La Recherche d’UBS maintient son avis Least Preferred à l’égard des valeurs financières dans sa stratégie aux Etats-Unis. En outre, il est recommandé aux investisseurs qui surpondèrent les valeurs financières par rapport aux indices boursiers mondiaux (15% de l’indice MSCI ACWI) de revoir leur exposition.

On préconisera plutôt de transférer cette exposition excédentaire vers des secteurs plus défensifs étant donné l’accentuation des risques qui pèsent sur l’économie américaine. On préférera le secteur mondial de la consommation de base, où la dynamique relative des bénéfices est positive et se consolide.

Sur le marché obligataire, on privilégiera actuellement les titres de grande qualité. Les rendements globaux restent attrayants, notamment par rapport aux autres catégories d’actifs. Les obligations suscitent un engouement grandissant chez les investisseurs.

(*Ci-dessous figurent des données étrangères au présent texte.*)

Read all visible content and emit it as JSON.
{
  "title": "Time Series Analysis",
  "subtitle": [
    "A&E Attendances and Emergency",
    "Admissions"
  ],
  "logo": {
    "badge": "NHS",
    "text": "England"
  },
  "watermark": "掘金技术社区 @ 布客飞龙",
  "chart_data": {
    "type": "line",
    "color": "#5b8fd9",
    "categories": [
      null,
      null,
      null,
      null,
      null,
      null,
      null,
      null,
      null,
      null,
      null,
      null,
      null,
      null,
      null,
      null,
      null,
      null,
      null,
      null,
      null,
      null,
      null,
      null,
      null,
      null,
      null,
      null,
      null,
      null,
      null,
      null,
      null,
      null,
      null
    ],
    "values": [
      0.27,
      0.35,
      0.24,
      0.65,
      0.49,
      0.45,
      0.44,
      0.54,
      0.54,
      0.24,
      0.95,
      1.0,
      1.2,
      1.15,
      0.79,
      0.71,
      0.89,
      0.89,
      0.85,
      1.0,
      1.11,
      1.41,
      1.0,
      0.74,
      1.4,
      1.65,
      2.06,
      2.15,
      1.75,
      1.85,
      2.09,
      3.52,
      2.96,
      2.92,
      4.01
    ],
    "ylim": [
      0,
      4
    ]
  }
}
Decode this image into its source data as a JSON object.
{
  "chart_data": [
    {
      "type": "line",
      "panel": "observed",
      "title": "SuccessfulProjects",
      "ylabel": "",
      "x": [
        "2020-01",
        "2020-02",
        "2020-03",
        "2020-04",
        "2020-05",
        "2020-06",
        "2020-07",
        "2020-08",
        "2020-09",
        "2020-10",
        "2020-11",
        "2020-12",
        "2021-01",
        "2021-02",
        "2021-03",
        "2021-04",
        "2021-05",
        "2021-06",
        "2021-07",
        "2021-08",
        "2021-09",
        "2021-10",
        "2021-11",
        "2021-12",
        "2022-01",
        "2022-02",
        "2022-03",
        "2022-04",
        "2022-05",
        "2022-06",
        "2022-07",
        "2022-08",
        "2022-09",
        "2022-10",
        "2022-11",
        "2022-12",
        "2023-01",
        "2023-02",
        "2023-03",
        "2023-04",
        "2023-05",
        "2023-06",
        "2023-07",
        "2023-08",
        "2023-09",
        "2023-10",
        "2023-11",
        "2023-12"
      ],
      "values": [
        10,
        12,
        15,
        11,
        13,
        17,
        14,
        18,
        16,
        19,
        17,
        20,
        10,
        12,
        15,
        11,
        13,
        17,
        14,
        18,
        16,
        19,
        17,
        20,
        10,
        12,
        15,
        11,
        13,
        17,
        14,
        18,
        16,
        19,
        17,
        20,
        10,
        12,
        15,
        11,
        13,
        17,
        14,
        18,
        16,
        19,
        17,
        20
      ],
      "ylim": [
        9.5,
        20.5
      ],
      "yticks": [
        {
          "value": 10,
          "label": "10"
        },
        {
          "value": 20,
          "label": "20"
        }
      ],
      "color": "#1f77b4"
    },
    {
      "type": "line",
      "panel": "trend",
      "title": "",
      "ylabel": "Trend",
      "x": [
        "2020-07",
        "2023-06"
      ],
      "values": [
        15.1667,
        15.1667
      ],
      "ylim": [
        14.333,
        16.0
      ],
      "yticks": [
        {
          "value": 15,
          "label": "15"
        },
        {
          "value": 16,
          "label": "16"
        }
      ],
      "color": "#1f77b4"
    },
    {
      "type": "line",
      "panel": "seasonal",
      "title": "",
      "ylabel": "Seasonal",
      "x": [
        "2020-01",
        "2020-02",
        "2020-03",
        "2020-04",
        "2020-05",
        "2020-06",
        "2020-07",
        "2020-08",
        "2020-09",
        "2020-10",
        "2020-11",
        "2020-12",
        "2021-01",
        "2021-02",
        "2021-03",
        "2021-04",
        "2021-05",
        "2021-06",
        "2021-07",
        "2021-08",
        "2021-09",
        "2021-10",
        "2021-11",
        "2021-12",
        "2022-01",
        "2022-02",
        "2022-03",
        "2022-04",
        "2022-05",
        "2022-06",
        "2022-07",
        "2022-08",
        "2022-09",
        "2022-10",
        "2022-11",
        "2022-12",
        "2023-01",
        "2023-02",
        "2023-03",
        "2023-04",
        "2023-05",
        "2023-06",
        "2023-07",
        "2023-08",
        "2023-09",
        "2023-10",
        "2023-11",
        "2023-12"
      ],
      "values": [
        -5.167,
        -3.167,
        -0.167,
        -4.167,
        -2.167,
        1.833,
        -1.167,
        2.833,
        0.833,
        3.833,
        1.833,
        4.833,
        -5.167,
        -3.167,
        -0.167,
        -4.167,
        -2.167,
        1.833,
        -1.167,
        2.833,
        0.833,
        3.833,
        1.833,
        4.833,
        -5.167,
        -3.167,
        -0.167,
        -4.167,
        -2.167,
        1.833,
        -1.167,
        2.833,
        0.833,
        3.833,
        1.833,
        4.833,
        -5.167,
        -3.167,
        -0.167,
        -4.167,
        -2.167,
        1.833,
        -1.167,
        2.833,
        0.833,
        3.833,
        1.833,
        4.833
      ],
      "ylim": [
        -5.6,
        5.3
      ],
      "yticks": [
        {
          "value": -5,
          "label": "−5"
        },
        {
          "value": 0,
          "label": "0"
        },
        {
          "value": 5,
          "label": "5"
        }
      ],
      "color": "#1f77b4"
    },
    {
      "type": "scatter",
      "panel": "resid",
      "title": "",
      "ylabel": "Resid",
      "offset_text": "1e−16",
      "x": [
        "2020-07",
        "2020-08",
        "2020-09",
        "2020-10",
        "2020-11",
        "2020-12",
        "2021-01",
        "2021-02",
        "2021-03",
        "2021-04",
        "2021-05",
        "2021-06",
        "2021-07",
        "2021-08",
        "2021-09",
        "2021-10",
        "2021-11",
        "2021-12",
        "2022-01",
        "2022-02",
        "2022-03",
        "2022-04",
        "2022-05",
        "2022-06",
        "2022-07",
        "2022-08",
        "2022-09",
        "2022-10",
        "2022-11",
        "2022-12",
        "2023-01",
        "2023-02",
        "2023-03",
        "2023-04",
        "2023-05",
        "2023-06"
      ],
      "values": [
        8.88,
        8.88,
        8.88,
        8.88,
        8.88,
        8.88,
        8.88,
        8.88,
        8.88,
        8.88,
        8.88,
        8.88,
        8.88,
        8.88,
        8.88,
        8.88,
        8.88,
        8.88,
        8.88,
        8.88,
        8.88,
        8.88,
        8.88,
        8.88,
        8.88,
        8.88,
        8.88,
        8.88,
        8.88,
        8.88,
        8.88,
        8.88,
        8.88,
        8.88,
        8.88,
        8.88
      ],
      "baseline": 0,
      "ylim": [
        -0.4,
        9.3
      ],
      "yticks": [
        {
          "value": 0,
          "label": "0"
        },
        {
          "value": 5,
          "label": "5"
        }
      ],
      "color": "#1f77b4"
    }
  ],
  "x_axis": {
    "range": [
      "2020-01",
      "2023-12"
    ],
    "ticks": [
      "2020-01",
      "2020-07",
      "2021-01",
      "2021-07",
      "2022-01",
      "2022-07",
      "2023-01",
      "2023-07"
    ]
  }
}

La Recherche d’UBS continue d’afficher une préférence pour les obligations d’entreprises de premier ordre et investment grade. S’agissant des obligations d’entreprises high yield (HY), le ralentissement de la croissance économique du PIB et des bénéfices dans les pays développés laisse entrevoir une accentuation du risque de défaut à l’avenir, d’où son avis Least Preferred à l’égard de ce segment.